I think a lot of players may have been put off by the difficulty level in singleplayer; I know it's kept me from replaying it casually. Rebellion were a bit obsessive about challenge in AvP 1, too, but at least there were some cheats available.

Corporal Hicks

As much as I liked AvP2010, it suffered from a lack of an actual script and writers. It was all pieced together in-house without a coherent story. And I believe the release we got was the...third build of the game that Sega saw and rushed out of the gate.

Cal427eb

Quote from: Corporal Hicks on Feb 02, 2013, 05:25:52 PM
As much as I liked AvP2010, it suffered from a lack of an actual script and writers. It was all pieced together in-house without a coherent story. And I believe the release we got was the...third build of the game that Sega saw and rushed out of the gate.
Yeah the story wasn't very well written but what did you think of the multiplayer? I for one thought that it was very fun.

shadowedge

2010 had a lack of weapons. AVP 99 had loads of them.

Wallwalking was awkward and buggy. AVP99's wallwalking was more natural.

The Alien and Predators super jumps were mishandled and buggy too.

The story was short and somewhat unsatisfying.

Multiplayer on consoles was pretty bad too, as was PCs for a while.

Also multiplayer was not as customizable as the old one. For instance you could not just have Aliens vs humans or Aliens vs Predators, all three had to be in it.

CONKERSBADFURDAY

I think part of it might be a simple change in the FPS genre. Back in the days of yore, you could carry around as many guns and as much ammo as you wanted, which was awesome. Now, we are restricted to two guns, or two and a sidearm. This move towards "realism" doesn't always work with games that are so completely unrealistic. It just feels annoying.

Less weapons as well.

I dunno. It's been ages since I played both games, but I do know AvP1 wasn't a console port with not-so-good Xenomorph controls. AI was probably better as well.

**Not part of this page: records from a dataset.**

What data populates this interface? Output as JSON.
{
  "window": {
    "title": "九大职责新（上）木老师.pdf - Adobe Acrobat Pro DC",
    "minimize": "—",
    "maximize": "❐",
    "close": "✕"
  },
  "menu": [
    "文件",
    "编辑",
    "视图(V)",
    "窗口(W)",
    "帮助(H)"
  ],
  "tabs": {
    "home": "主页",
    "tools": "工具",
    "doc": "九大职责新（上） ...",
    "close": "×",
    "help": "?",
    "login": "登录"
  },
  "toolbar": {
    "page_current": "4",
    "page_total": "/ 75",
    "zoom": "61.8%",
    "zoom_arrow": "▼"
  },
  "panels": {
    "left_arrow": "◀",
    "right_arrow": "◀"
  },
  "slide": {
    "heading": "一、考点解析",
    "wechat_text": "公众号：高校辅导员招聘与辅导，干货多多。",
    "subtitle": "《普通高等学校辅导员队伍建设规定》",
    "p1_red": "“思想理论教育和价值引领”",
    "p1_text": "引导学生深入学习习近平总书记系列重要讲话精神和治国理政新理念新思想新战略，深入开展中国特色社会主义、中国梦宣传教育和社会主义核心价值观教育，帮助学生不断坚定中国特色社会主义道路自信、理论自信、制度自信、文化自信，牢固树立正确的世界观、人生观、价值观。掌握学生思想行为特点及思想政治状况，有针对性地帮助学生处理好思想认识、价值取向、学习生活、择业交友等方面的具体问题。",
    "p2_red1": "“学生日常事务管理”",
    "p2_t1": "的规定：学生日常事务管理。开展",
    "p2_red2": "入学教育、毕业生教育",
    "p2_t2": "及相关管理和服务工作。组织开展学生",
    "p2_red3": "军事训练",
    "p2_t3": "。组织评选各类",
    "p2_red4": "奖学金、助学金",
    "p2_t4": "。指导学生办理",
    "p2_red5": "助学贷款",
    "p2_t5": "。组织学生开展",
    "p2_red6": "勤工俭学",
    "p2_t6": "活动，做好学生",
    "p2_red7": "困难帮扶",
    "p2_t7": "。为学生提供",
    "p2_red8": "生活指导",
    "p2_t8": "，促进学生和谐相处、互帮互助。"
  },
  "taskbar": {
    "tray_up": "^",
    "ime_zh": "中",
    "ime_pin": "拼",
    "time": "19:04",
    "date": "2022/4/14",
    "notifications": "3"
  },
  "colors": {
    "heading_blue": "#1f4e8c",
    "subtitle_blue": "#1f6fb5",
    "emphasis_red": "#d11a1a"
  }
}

I've never been one to like Rebellion games, and I've only made exceptions for the AvP series. Everything else they make falls somewhere between "crap" and "uninteresting."

Corporal Hicks

Quote from: Cal427eb on Feb 02, 2013, 05:52:36 PM
Quote from: Corporal Hicks on Feb 02, 2013, 05:25:52 PM
As much as I liked AvP2010, it suffered from a lack of an actual script and writers. It was all pieced together in-house without a coherent story. And I believe the release we got was the...third build of the game that Sega saw and rushed out of the gate.
Yeah the story wasn't very well written but what did you think of the multiplayer? I for one thought that it was very fun.

I enjoyed it. I liked the melee mechanic but the rubbish matchmaking killed it for me.

Cal427eb

PC or console? Because I'd have to agree if you're talking about the consoles having never played it on PC. The matchmaking really was horrible.

Corporal Hicks

360. It wasn't so bad to start with and then it just got difficult. It took me ages to reach the max rank.